A iniciativa integra o programa Floripa Regular: Reurb Social e deve beneficiar mais de 3,2 mil famílias.
A ação é coordenada pela Secretaria Municipal de Planejamento, Habitação e Desenvolvimento Urbano e tem como foco a regularização de imóveis localizados em áreas vulneráveis que atualmente se encontram em situação informal.
Comunidades contempladas
O projeto atenderá moradores da Costeira do Pirajubaé, Morro do Balão e Cartódromo.
Ao todo, cerca de 1.238 domicílios serão contemplados em uma área aproximada de 293,4 mil metros quadrados.
A distribuição prevista é a seguinte:
• Costeira do Pirajubaé: 717 imóveis
• Morro do Balão: 294 imóveis
• Cartódromo: 227 imóveis
O número total de famílias beneficiadas é estimado com base em dados do Instituto Brasileiro de Geografia e Estatística (IBGE).
Segurança jurídica e acesso a direitos
De acordo com a secretária municipal de Planejamento, Habitação e Desenvolvimento Urbano, Ivanna Tomasi, a regularização fundiária representa um avanço importante na política habitacional da cidade.
“A regularização fundiária é um instrumento fundamental de justiça social. Estamos garantindo segurança jurídica às famílias e promovendo a integração dessas comunidades à cidade formal, com acesso pleno a direitos e serviços públicos”, destacou.
O contrato firmado tem valor de R$ 990.400,00 e vigência de 14 meses.
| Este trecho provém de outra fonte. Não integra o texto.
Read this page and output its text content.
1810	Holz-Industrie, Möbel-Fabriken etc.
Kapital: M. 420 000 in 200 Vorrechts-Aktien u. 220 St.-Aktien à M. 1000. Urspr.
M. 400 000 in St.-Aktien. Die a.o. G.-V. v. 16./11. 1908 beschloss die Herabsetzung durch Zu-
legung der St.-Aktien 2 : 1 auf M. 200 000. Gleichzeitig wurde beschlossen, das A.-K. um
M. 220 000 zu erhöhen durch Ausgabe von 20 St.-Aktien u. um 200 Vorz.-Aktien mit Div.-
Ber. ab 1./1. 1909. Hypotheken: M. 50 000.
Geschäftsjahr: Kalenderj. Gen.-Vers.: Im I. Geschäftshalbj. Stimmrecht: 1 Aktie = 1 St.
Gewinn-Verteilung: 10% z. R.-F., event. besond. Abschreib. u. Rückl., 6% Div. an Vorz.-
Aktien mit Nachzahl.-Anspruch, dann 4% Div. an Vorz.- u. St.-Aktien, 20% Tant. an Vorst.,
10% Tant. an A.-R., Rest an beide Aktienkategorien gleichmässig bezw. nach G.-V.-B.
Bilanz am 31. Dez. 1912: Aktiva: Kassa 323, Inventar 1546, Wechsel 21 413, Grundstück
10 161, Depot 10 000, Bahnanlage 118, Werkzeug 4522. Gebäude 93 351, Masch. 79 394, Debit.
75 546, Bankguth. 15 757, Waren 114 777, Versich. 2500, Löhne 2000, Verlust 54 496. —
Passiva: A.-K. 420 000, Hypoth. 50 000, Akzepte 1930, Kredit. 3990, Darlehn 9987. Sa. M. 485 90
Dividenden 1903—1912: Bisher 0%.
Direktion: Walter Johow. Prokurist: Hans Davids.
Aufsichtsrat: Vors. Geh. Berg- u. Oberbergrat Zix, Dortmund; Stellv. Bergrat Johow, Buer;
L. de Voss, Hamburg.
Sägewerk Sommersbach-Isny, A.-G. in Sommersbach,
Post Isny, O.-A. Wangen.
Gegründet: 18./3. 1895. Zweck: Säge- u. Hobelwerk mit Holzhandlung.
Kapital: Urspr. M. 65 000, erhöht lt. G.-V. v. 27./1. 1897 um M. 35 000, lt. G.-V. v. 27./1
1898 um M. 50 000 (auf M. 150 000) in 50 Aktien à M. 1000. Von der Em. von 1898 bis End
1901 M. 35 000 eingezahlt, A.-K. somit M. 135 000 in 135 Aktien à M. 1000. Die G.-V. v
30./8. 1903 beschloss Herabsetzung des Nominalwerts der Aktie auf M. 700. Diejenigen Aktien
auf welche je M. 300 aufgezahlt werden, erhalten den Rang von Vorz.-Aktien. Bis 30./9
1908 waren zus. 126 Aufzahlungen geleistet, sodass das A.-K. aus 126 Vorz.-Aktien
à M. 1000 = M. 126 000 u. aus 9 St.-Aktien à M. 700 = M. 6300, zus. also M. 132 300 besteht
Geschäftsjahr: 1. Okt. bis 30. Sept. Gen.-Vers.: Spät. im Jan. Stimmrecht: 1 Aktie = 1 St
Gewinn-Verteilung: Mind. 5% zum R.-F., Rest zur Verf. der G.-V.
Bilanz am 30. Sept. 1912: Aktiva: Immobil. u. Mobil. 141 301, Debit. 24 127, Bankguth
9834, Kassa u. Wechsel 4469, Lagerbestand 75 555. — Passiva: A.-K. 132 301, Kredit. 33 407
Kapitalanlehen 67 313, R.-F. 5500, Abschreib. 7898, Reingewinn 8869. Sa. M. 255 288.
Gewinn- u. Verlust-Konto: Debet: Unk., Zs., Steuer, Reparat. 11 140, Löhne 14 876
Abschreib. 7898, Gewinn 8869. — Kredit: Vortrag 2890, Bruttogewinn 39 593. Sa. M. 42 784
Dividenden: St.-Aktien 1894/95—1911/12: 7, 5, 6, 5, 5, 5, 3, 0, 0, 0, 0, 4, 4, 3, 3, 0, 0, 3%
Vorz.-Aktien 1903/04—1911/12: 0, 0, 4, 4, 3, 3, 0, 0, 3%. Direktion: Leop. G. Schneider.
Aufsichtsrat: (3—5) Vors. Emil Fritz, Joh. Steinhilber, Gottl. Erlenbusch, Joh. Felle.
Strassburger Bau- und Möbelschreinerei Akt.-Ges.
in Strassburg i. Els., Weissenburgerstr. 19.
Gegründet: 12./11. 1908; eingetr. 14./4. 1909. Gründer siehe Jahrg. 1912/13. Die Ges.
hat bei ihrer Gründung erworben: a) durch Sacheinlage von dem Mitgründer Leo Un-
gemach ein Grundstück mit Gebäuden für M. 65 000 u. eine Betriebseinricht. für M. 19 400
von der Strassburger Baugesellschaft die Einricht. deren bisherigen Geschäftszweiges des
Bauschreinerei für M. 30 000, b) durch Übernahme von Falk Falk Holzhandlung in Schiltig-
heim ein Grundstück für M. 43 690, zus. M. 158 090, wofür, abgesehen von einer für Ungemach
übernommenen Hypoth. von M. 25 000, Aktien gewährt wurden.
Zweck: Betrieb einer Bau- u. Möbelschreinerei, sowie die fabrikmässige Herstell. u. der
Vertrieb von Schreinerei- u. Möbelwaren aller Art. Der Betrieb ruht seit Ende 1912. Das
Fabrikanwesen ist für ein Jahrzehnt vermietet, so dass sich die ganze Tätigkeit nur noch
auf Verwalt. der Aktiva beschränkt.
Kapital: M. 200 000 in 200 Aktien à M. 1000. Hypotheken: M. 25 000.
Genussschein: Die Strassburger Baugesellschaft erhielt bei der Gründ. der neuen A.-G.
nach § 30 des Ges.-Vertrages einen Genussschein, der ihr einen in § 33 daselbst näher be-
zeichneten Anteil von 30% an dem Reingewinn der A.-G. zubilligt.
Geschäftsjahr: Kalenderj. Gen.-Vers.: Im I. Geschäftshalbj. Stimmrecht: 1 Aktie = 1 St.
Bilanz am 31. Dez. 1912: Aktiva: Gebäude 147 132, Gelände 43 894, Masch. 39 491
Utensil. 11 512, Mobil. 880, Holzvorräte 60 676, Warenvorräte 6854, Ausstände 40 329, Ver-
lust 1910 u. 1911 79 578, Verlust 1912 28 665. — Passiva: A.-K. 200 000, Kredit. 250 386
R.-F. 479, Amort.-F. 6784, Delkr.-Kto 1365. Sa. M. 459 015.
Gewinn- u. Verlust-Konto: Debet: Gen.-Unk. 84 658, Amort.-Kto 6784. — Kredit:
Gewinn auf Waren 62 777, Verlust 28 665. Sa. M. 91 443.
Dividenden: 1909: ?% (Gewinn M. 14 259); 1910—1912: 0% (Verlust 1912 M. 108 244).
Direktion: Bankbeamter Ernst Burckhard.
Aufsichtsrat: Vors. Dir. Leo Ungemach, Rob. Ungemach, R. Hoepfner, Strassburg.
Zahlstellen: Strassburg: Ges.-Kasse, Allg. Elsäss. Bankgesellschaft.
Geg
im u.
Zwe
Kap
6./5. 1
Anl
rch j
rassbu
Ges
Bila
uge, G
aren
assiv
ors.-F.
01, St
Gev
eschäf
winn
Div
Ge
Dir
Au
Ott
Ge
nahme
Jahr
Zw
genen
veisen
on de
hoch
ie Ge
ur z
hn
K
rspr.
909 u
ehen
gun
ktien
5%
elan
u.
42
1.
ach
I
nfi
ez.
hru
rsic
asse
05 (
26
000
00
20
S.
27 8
Como o custo contratado ficou abaixo do valor inicialmente previsto, a Prefeitura avalia a possibilidade de ampliar a área de abrangência do projeto e incluir mais famílias na ação.
Etapas do processo
O trabalho inclui:
• Diagnóstico socioeconômico, urbanístico e ambiental das áreas;
• Elaboração dos Projetos de Regularização Fundiária (PRF);
• Desenvolvimento de ações técnicas e sociais junto às comunidades;
• Apoio ao registro dos imóveis em cartório.
Ao final do processo, os moradores receberão a titulação dos imóveis em seus nomes, garantindo a formalização da propriedade.
“Mais do que entregar documentos, estamos reconhecendo a história dessas comunidades e assegurando dignidade às famílias que vivem nesses territórios há anos. A titulação transforma a realidade das pessoas e abre portas para novas oportunidades”, reforçou a secretária Ivanna Tomasi.